Peruvian writer and Nobel Moon Mario Vargas Llosa die in 89

Llosa was an outstanding figure in the prosperity of Latin American literature in the 20th century. He won the Nobel Prize in Literature in 2010, and won works such as “Aunt Julia and Auntie in Script”, “Death in the Andes” and “The War of the Doomsday”.
Early on, he abandoned the socialist ideas his peers were working on, and his political and conservative views did not go well with many of the left-wing intellectual classes in Latin America.
Llosa ran for the president of Peru in 1990, saying he wanted to save his country from economic chaos and Marxist insurgency. However, he lost to Alberto Fujimori, an unknown agronomist and university professor at the time, who defeated the rebels but was later sentenced to jail for human rights crimes and corruption.
After his loss, the writer moved to Spain but remained influential in Latin America and criticized the new left-wing leader led by then-Venezuelan President Hugo Chavez.

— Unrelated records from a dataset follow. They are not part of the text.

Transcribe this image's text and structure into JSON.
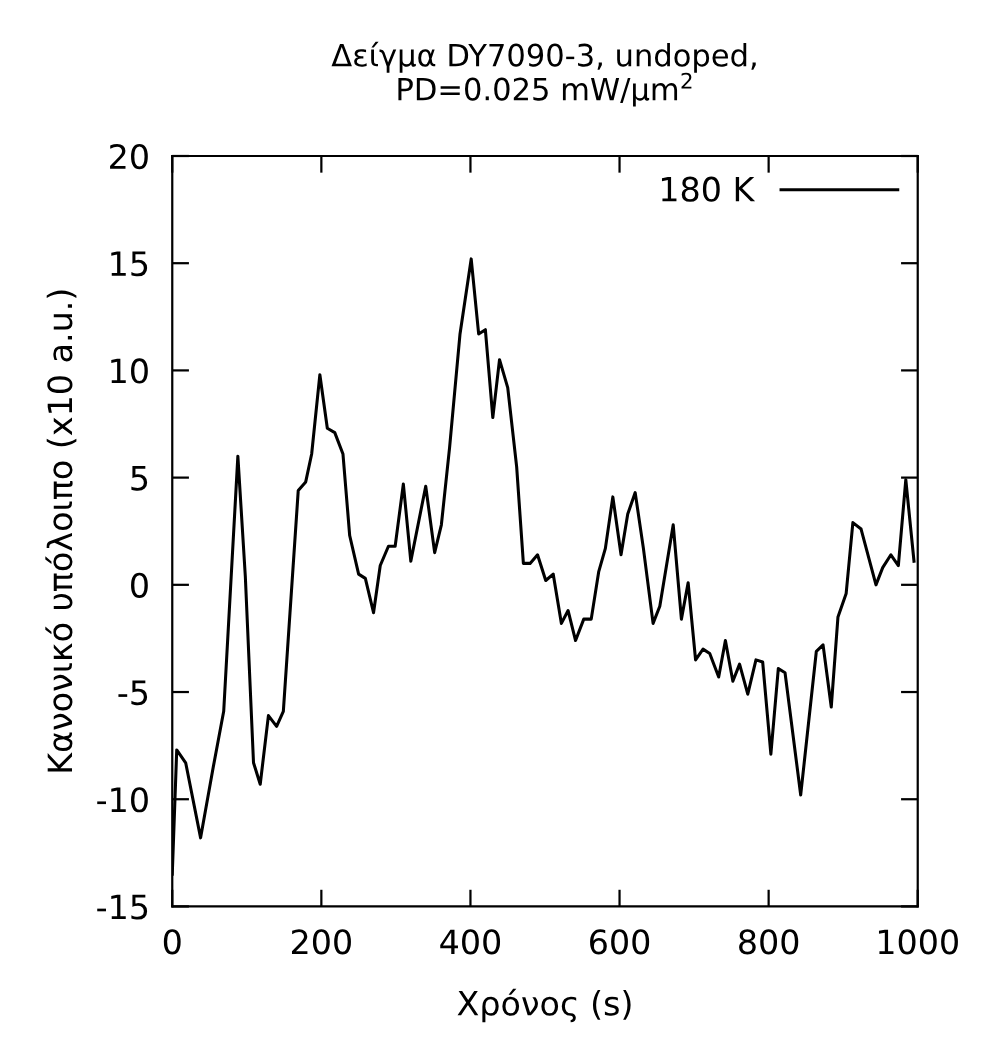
{
  "chart_data": {
    "type": "line",
    "title": "Δείγμα DY7090-3, undoped,\nPD=0.025 mW/μm$^{2}$",
    "xlabel": "Χρόνος (s)",
    "ylabel": "Κανονικό υπόλοιπο (x10 a.u.)",
    "xlim": [
      0,
      1000
    ],
    "xticks": [
      0,
      200,
      400,
      600,
      800,
      1000
    ],
    "ylim": [
      -15,
      20
    ],
    "yticks": [
      -15,
      -10,
      -5,
      0,
      5,
      10,
      15,
      20
    ],
    "grid": false,
    "legend": "top right",
    "marker": "none",
    "line_style": "solid",
    "series": [
      {
        "name": "180 K",
        "color": "#000000",
        "x": [
          0,
          6,
          18,
          38,
          55,
          69,
          88,
          98,
          109,
          118,
          129,
          140,
          149,
          169,
          179,
          187,
          198,
          208,
          218,
          229,
          238,
          250,
          259,
          270,
          279,
          290,
          299,
          310,
          320,
          340,
          352,
          361,
          372,
          386,
          401,
          411,
          420,
          430,
          439,
          450,
          462,
          471,
          480,
          490,
          501,
          511,
          522,
          531,
          541,
          552,
          562,
          572,
          581,
          591,
          602,
          611,
          621,
          632,
          645,
          654,
          672,
          683,
          692,
          702,
          712,
          721,
          733,
          742,
          752,
          761,
          772,
          783,
          792,
          803,
          813,
          822,
          843,
          864,
          873,
          884,
          893,
          904,
          913,
          924,
          944,
          953,
          964,
          974,
          984,
          995
        ],
        "values": [
          -13.5,
          -7.7,
          -8.3,
          -11.8,
          -8.5,
          -5.9,
          6.0,
          0.4,
          -8.3,
          -9.3,
          -6.1,
          -6.6,
          -5.9,
          4.4,
          4.8,
          6.1,
          9.8,
          7.3,
          7.1,
          6.1,
          2.3,
          0.5,
          0.3,
          -1.3,
          0.9,
          1.8,
          1.8,
          4.7,
          1.1,
          4.6,
          1.5,
          2.8,
          6.4,
          11.7,
          15.2,
          11.7,
          11.9,
          7.8,
          10.5,
          9.2,
          5.5,
          1.0,
          1.0,
          1.4,
          0.2,
          0.5,
          -1.8,
          -1.2,
          -2.6,
          -1.6,
          -1.6,
          0.6,
          1.7,
          4.1,
          1.4,
          3.3,
          4.3,
          1.7,
          -1.8,
          -1.0,
          2.8,
          -1.6,
          0.1,
          -3.5,
          -3.0,
          -3.2,
          -4.3,
          -2.6,
          -4.5,
          -3.7,
          -5.1,
          -3.5,
          -3.6,
          -7.9,
          -3.9,
          -4.1,
          -9.8,
          -3.1,
          -2.8,
          -5.7,
          -1.5,
          -0.4,
          2.9,
          2.6,
          0.0,
          0.8,
          1.4,
          0.9,
          4.9,
          1.1
        ]
      }
    ]
  }
}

In his novels, dramas and prose, Llosa tells the story from several angles and tries to move back and forth in time and switches the narrator’s form. His work spans genres and establishes his fundamental figures as a generation of writers who led the revival in Latin American literature in 1960. “Feast of Goats” (2000) details the brutal regime of the Dominican Republic dictator Rafael Trujillo, while “The End of the World” (1981) tells the true story of a fanatical missionary whose flock died in the deadly war with Brazilian troops in the 1890s.
Novels through experience
Llosa was born on March 28, 1936 in middle-class parents in Arequipa, Peru. He lives in Lima, the capital of Bolivia and Peru. Later, he made some Madrid but maintained influence in Peru, and he wrote articles about current affairs for the newspaper.

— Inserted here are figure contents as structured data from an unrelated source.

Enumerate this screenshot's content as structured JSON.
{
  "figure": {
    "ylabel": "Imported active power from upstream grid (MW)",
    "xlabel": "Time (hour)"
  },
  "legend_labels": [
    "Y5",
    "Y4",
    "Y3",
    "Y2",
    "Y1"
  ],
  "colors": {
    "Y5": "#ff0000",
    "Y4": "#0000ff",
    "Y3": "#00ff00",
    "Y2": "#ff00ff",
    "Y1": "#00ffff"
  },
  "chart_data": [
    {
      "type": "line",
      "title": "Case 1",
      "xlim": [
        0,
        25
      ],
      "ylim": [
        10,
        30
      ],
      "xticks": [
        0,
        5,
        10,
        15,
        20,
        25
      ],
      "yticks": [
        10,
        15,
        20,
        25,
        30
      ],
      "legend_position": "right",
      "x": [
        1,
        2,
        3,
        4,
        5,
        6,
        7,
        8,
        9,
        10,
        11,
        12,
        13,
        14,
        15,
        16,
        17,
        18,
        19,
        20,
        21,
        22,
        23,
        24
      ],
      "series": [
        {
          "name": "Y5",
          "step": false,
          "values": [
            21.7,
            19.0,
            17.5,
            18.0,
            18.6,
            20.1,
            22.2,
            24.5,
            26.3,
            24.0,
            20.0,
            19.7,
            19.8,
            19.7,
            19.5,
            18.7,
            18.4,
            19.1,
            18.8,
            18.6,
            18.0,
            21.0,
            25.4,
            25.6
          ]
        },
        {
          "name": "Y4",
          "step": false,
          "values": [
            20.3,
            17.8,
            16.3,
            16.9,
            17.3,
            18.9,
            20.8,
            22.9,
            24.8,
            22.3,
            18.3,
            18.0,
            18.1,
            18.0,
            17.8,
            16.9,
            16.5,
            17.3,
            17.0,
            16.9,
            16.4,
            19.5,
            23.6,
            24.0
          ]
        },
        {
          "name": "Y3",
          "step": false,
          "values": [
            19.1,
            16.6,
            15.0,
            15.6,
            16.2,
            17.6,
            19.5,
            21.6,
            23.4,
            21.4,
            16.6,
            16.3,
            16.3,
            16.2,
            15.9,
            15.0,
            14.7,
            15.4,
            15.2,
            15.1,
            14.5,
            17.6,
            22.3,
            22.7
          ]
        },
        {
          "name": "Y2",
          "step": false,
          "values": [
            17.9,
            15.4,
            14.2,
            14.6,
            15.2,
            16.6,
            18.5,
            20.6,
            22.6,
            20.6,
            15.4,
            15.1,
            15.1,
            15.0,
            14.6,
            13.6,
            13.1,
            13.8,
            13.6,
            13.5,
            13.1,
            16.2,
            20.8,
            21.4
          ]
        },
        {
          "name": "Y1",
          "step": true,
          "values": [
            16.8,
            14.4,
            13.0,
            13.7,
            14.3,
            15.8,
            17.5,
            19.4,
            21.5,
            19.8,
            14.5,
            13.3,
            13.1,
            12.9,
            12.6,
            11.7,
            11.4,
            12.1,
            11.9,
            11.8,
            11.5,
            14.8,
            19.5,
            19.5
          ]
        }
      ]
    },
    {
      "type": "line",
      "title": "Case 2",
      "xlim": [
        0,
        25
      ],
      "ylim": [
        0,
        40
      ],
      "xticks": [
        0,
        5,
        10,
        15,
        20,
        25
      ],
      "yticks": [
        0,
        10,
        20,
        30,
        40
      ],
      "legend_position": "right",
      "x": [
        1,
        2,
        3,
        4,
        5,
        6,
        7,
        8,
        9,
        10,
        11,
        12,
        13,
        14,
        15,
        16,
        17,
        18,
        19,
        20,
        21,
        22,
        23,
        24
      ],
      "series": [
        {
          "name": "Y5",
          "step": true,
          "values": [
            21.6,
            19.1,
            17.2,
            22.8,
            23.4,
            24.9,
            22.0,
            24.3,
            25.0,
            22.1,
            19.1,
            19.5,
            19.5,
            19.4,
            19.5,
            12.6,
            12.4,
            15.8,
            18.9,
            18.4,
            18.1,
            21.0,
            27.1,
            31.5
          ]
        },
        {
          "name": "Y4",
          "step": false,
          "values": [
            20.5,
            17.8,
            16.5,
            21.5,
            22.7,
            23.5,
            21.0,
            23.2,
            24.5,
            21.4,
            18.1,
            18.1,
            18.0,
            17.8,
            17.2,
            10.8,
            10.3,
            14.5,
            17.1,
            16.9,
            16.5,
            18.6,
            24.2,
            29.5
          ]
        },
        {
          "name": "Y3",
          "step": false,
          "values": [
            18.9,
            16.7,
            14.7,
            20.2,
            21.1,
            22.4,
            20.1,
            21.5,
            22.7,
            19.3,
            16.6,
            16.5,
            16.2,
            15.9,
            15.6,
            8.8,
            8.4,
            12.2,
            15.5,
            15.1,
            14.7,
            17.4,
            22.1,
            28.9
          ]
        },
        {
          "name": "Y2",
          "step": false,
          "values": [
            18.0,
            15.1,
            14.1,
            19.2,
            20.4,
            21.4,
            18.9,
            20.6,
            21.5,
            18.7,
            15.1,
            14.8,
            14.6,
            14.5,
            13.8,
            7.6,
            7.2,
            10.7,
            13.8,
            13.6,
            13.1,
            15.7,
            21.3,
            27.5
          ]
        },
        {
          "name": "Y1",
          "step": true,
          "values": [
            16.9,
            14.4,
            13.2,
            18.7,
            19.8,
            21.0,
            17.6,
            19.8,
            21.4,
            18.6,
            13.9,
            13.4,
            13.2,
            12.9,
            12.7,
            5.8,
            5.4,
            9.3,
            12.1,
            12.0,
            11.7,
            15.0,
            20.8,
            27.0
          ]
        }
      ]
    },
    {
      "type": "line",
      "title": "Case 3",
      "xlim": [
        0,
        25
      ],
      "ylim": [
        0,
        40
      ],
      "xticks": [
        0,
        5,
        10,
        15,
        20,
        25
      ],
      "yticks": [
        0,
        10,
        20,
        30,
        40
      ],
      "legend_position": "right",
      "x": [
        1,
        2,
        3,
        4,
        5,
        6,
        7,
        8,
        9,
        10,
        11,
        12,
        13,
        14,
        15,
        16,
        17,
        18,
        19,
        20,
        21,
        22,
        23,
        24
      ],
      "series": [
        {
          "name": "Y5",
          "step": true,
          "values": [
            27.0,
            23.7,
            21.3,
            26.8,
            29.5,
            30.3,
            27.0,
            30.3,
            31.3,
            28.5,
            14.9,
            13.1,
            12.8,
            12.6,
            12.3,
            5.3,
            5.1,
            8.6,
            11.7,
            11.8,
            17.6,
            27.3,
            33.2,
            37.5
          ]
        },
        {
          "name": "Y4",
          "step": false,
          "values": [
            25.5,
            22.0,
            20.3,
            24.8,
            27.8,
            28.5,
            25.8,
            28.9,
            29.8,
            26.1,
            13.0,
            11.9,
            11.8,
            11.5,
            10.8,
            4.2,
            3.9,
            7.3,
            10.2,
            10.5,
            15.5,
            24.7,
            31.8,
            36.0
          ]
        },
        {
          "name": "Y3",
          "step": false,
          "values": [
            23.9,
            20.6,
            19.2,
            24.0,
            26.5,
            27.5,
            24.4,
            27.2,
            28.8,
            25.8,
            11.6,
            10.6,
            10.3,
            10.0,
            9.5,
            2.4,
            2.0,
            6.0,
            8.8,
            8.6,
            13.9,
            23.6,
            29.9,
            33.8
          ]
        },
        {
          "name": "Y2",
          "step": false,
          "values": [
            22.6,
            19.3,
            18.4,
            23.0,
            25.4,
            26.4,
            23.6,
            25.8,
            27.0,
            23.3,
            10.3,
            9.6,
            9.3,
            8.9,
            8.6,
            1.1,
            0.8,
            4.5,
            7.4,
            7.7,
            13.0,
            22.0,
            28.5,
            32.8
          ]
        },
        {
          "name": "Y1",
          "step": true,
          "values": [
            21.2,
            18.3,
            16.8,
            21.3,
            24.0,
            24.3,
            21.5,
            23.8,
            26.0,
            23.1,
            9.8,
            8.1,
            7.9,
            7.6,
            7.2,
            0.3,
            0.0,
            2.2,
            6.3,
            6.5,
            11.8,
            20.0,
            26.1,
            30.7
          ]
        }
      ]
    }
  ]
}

He often writes letters from personal experience and family, often based on his own life and his own life.
His critically acclaimed novel The Time of The Hero (1963), based on his teenage life at a military academy in Lima and his 1993 memoir Fish in The Water In Water, focusing on his 1990 presidential election.
The focus of other works is on the concerns of his country. “The Storyteller” (1987) deals with the conflict between the indigenous and European cultures of Peru, while “The Death of the Andes” (1993) tells the horrible time of the guerrilla movement.
Llosa constantly experiments with perspective and its subject matter. Bad Girl (2006) was his first attempt in a love story and was widely praised as one of his best stories.
In the 1970s, Llosa was a supporter of the Cuban revolution, condemning Fidel Castro and criticizing literary colleagues such as Colombian writers and Nobel Prize winner Gabriel Garcia Marquez.
In 1976, the two writers had a famous argument and beat each other outside the theater in Mexico City. A friend of Marquez said Llosa was unhappy that the Colombian comforted his wife during estrangement, but Llosa refused to discuss it.
His personal life deserves a novel itself, “Aunt Julia and Screenwriter” (1977) is loosely based on the story of his first marriage to Julia Urquidi when he was 19, who was only 10 years old and was the ex-wife of his mother’s brother.
His second wife was his first cousin, Patricia, but he left her in 2015 after 50 years to stay for singer Enrique Iglesias’ mother, Isabel Preysler. This relationship ends in 2022. He has three children, including Alvaro, and Patricia.